Datenkompetenz im Unternehmen verankern
Wie wir gesehen haben, sind die Anforderungen an Datenkompetenz, Big Data und KI extrem vielschichtig und betreffen alle Unternehmensbereiche. Und es ist auch klar: Entweder, ein Unternehmen baut sich diese Kompetenz auf, oder es wird nicht überlebensfähig sein. Hierbei wird es auf den richtigen Mix ankommen zwischen Datenexpertise und technologischer Kompetenz, aber auch zwischen Spezialistenwissen und generellem Mindset. Um Datenkompetenz im Unternehmen nachhaltig, also auch in der Unternehmenskultur, verankern zu können, bedarf es Maßnahmen auf vier Ebenen:
- Technische Infrastruktur: Sowohl unternehmensweite Cloud-Infrastrukturen als auch domänenspezifische, z.B. Portfolio-weite Data Lakes mit qualitativ hochwertigen Daten sind die Grundvoraussetzung für daten- und KI-getriebene Software.
- Fachliche und technische Kompetenz: Wir schlagen die Verwendung der bestehenden Rollen „Data Scientist“ und „Data Engineer“ vor, um den fachlich-konzeptionell-business-orientierten (rot eingefärbte Aktivitäten im Datenkompetenz-Zyklus oben) auf der einen und den architektonisch-umsetzungstechnisch-operativen Kompetenzschwerpunkten (weiße Aktivitäten) auf der anderen Seite eine Heimat zu geben.Zusätzlich bedarf es der Kompetenz vieler weiterer bestehender agiler Rollen, um Daten, Modell, KI-Algorithmen und Tools in neue und bestehende Wertströme, in die Design-Methoden, in die DevOps-Pipeline und in die IT-Infrastruktur einzubinden.

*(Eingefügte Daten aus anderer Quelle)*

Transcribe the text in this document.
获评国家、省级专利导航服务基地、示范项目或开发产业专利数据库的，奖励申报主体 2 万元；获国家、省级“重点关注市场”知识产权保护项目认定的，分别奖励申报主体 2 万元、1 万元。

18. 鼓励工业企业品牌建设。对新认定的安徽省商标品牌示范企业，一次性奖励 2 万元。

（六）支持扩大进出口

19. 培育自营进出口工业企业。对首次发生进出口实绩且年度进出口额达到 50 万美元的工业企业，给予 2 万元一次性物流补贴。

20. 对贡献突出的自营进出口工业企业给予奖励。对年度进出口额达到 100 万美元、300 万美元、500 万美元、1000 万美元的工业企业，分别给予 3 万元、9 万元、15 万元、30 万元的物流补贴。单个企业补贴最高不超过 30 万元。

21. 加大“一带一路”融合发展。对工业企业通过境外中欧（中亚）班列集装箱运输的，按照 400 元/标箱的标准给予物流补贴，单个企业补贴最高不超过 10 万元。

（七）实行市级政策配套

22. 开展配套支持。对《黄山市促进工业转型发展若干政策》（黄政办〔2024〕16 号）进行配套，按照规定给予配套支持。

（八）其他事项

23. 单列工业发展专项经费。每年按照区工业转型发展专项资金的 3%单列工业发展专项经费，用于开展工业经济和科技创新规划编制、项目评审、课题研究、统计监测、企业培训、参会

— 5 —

- Organisation: Aus organisatorischer Sicht haben Data Scientists einen übergreifenden Wirkungskreis und sorgen dafür, dass Daten und Modelle für die gesamte Firma bzw. ein Portfolio definiert und nutzbar sind, während Data Engineers ihren Fokus eher auf die Befähigung der Umsetzungsteams legen (siehe Abbildung „Organisationsmodell“). Wir schlagen zudem vor, dass beide Rollen auch spezifische Trainings für die komplementären Rollen auf ihren Ebenen durchführen.Ein zweiter wesentlicher organisatorischer Aspekt von Datenkompetenz im agilen Unternehmen ist die Bereitstellung und Pflege eines für alle einsehbaren Dashboards der oben genannten agilen Messgrößen von Business-Agilität. Statt klassischem Reporting schafft ein solches Dashboard weitgehende Transparenz und Empowerment für alle in Echtzeit.
- Leadership: Menschen in Führungsrollen sollten Chancen und Risiken von Big Data über den eigenen Kontext hinaus gut verstanden haben, müssen Geschäftsmodelle richtig bewerten, strategische Ziele definieren und messbar machen, Budgetforderungen für datengetriebene Anwendungen oder KI-Modelle aus dem Produktmanagement richtig einschätzen und gegen geschäftliche Opportunitäten abwägen können. Sie müssen die Relevanz für Investitionen in Infrastruktur, Personal und Training erkennen und die allgemeine Awareness von Datenkompetenz durch Vorleben und proaktive Maßnahmen fördern. Gerade im agilen Kontext besonders wichtig: Sie müssen die Bereitschaft mitbringen, Rollen mit Datenkompetenz in die Entscheidungs- und Implementierungsprozesse aktiv einzubinden.
Fazit
Datenkompetenz ist bereits heute ein kritischer Faktor für die Wettbewerbsfähigkeit von Unternehmen geworden. Die breite Verfügbarkeit von Big Data und KI beschleunigt diese Entwicklung dramatisch. Der kompetente Umgang mit Daten unterstützt Entscheidungsqualität, Effizienz und neue Geschäftsmodelle, hilft aber auch bei der Gefahrenabwehr.
Aufgrund der Kompatibilität von Business-Agilität und Datenkompetenz können agil aufgestellte Unternehmen den kompetenten Umgang mit Daten sehr gut in ihre Prozesse, Strukturen und technischen Infrastrukturen integrieren. Voraussetzung ist eine daten-affine Leadership-Kultur, die Datenkompetenz auf allen Unternehmensebenen aktiv fördert.
Weitere Schlüsselfunktionen übernehmen Data Scientists und Data Engineers, die einerseits als Datenexperten das Datenkompetenz-Training übernehmen, andererseits die bestehenden agilen Rollen auf verschiedenen Ebenen beim operativen Umgang mit daten- beziehungsweise KI-basierenden Anwendungen unterstützen.
Durch die beschrieben Maßnahmenpakete in den Bereichen „technische Infrastruktur“, „fachliche und technische Kompetenz“, „Organisation“ und „Leadership“ kann ein agiles Unternehmen Datenkompetenz effizient und nachhaltig als Kernkompetenz in der eigenen DNA verankern.